What is the meaning of "steps" parameters?

I’m not sure I understand the meaning of “step” in run_speech_recognition_seq2seq (Trainer)

  1. what is the meaning of step ? what is the relation to epochs ?
  2. when save_total_limit = 5,
    does it mean that always the best (metric) 5 steps are saved ? or
    the last 5 steps are saved (and they may not be the with the best metric) ?
  1. what is the meaning of step ? what is the relation to epochs ?

A “step” (also called “training step” or “optimization step”) is a single forward pass + backward pass through the model. The model takes in a batch of examples, computes the loss and gradients, and then updates the model’s parameters during the backward pass. That all happens during a single training step.
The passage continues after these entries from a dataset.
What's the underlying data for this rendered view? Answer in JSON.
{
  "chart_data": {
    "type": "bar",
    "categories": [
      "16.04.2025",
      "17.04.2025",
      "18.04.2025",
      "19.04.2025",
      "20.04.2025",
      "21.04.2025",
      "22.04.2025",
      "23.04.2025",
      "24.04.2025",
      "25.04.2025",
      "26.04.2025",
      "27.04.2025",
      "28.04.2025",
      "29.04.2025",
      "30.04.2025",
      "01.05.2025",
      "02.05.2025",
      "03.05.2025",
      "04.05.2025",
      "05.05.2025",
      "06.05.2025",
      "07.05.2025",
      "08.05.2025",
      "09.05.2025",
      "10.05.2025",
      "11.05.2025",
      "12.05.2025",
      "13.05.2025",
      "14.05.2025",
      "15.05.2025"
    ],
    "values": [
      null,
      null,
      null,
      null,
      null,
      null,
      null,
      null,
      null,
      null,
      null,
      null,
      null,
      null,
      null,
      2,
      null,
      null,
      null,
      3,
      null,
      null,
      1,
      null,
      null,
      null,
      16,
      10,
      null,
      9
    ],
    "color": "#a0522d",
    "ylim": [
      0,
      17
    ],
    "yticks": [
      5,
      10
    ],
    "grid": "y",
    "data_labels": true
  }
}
The relationship with an epoch is that an epoch is one pass through the full training set (the model has seen every training example 1 time). Suppose you have 8000 training examples and a batch size of 8. One epoch will consist of 1000 steps.

  1. when save_total_limit = 5,
    does it mean that always the best (metric) 5 steps are saved ? or
    the last 5 steps are saved (and they may not be the with the best metric) ?
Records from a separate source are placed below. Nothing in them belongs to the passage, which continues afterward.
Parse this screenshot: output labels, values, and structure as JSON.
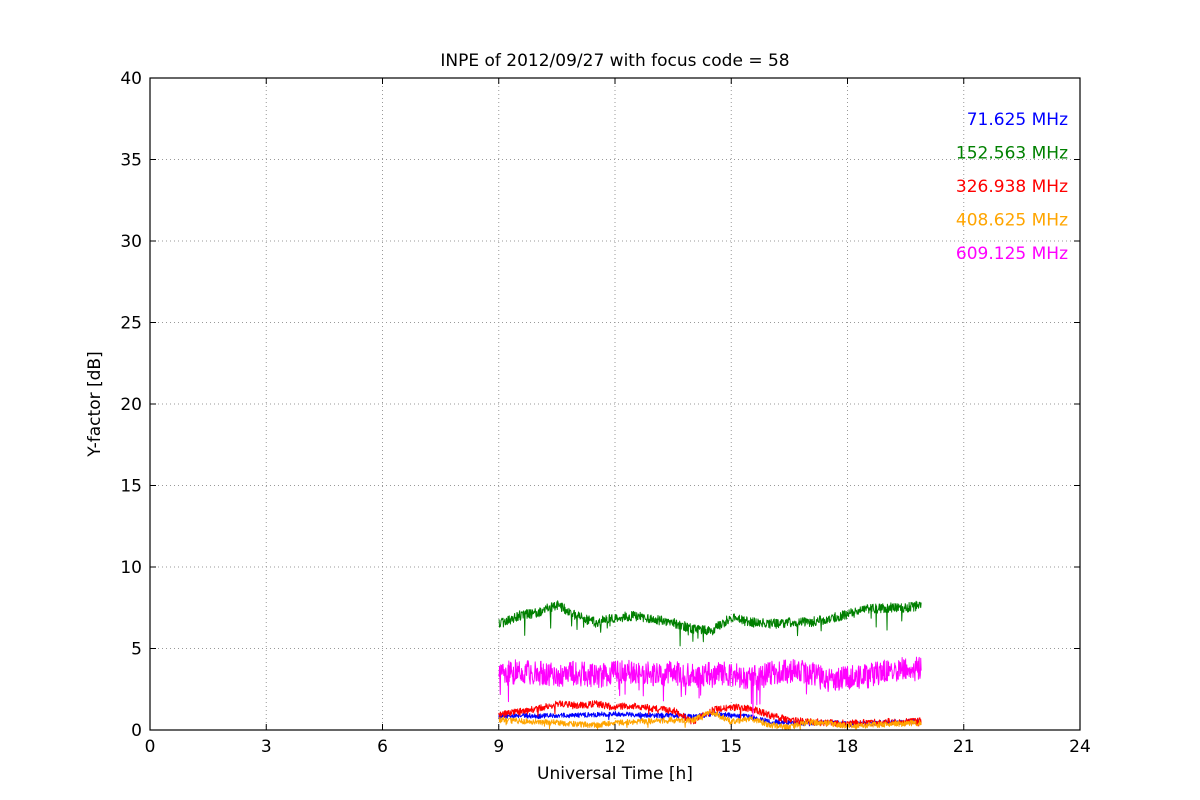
{
  "chart_data": {
    "type": "line",
    "title": "INPE of 2012/09/27 with focus code = 58",
    "xlabel": "Universal Time [h]",
    "ylabel": "Y-factor [dB]",
    "xlim": [
      0,
      24
    ],
    "ylim": [
      0,
      40
    ],
    "xticks": [
      0,
      3,
      6,
      9,
      12,
      15,
      18,
      21,
      24
    ],
    "yticks": [
      0,
      5,
      10,
      15,
      20,
      25,
      30,
      35,
      40
    ],
    "grid": true,
    "grid_style": "dotted",
    "legend_position": "upper right",
    "data_x_range": [
      9.0,
      19.9
    ],
    "x_control": [
      9,
      9.5,
      10,
      10.5,
      11,
      11.5,
      12,
      12.5,
      13,
      13.5,
      14,
      14.5,
      15,
      15.5,
      16,
      16.5,
      17,
      17.5,
      18,
      18.5,
      19,
      19.5,
      20
    ],
    "series": [
      {
        "name": "71.625 MHz",
        "color": "#0000ff",
        "values": [
          0.8,
          0.9,
          0.85,
          0.9,
          0.9,
          0.95,
          1.0,
          0.95,
          0.9,
          0.9,
          0.8,
          1.0,
          0.9,
          0.8,
          0.5,
          0.45,
          0.4,
          0.5,
          0.35,
          0.4,
          0.45,
          0.5,
          0.55
        ],
        "noise": 0.15,
        "spike_probability": 0.01,
        "spike_depth": 0.4
      },
      {
        "name": "152.563 MHz",
        "color": "#008000",
        "values": [
          6.5,
          7.0,
          7.2,
          7.7,
          7.0,
          6.6,
          6.9,
          7.0,
          6.8,
          6.6,
          6.2,
          6.1,
          6.9,
          6.6,
          6.5,
          6.6,
          6.6,
          6.8,
          7.1,
          7.4,
          7.5,
          7.5,
          7.7
        ],
        "noise": 0.3,
        "spike_probability": 0.025,
        "spike_depth": 1.1
      },
      {
        "name": "326.938 MHz",
        "color": "#ff0000",
        "values": [
          0.9,
          1.1,
          1.3,
          1.6,
          1.5,
          1.6,
          1.4,
          1.5,
          1.3,
          1.2,
          0.5,
          1.2,
          1.4,
          1.3,
          0.9,
          0.6,
          0.5,
          0.45,
          0.4,
          0.45,
          0.5,
          0.5,
          0.55
        ],
        "noise": 0.22,
        "spike_probability": 0.012,
        "spike_depth": 0.5
      },
      {
        "name": "408.625 MHz",
        "color": "#ffa500",
        "values": [
          0.6,
          0.55,
          0.5,
          0.45,
          0.35,
          0.3,
          0.45,
          0.5,
          0.55,
          0.6,
          0.6,
          1.1,
          0.5,
          0.7,
          0.3,
          0.15,
          0.5,
          0.4,
          0.25,
          0.3,
          0.35,
          0.4,
          0.45
        ],
        "noise": 0.18,
        "spike_probability": 0.012,
        "spike_depth": 0.4
      },
      {
        "name": "609.125 MHz",
        "color": "#ff00ff",
        "values": [
          3.4,
          3.6,
          3.5,
          3.4,
          3.5,
          3.3,
          3.5,
          3.6,
          3.4,
          3.5,
          3.3,
          3.5,
          3.4,
          3.2,
          3.5,
          3.6,
          3.5,
          3.0,
          3.2,
          3.3,
          3.6,
          3.8,
          3.7
        ],
        "noise": 0.75,
        "spike_probability": 0.03,
        "spike_depth": 1.8
      }
    ]
  }
}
Quick comment on terminology - the word you’re looking for here is “checkpoints” not steps :slight_smile:

To answer the question, there’s documentation for this is here. They say:

When load_best_model_at_end is enabled, the “best” checkpoint according to metric_for_best_model will always be retained in addition to the most recent ones. For example, for save_total_limit=5 and load_best_model_at_end, the four last checkpoints will always be retained alongside the best model.

So you wanna set load_best_model_at_end=True in the TrainingArguments and HF will keep the best checkpoint along with the most recent ones.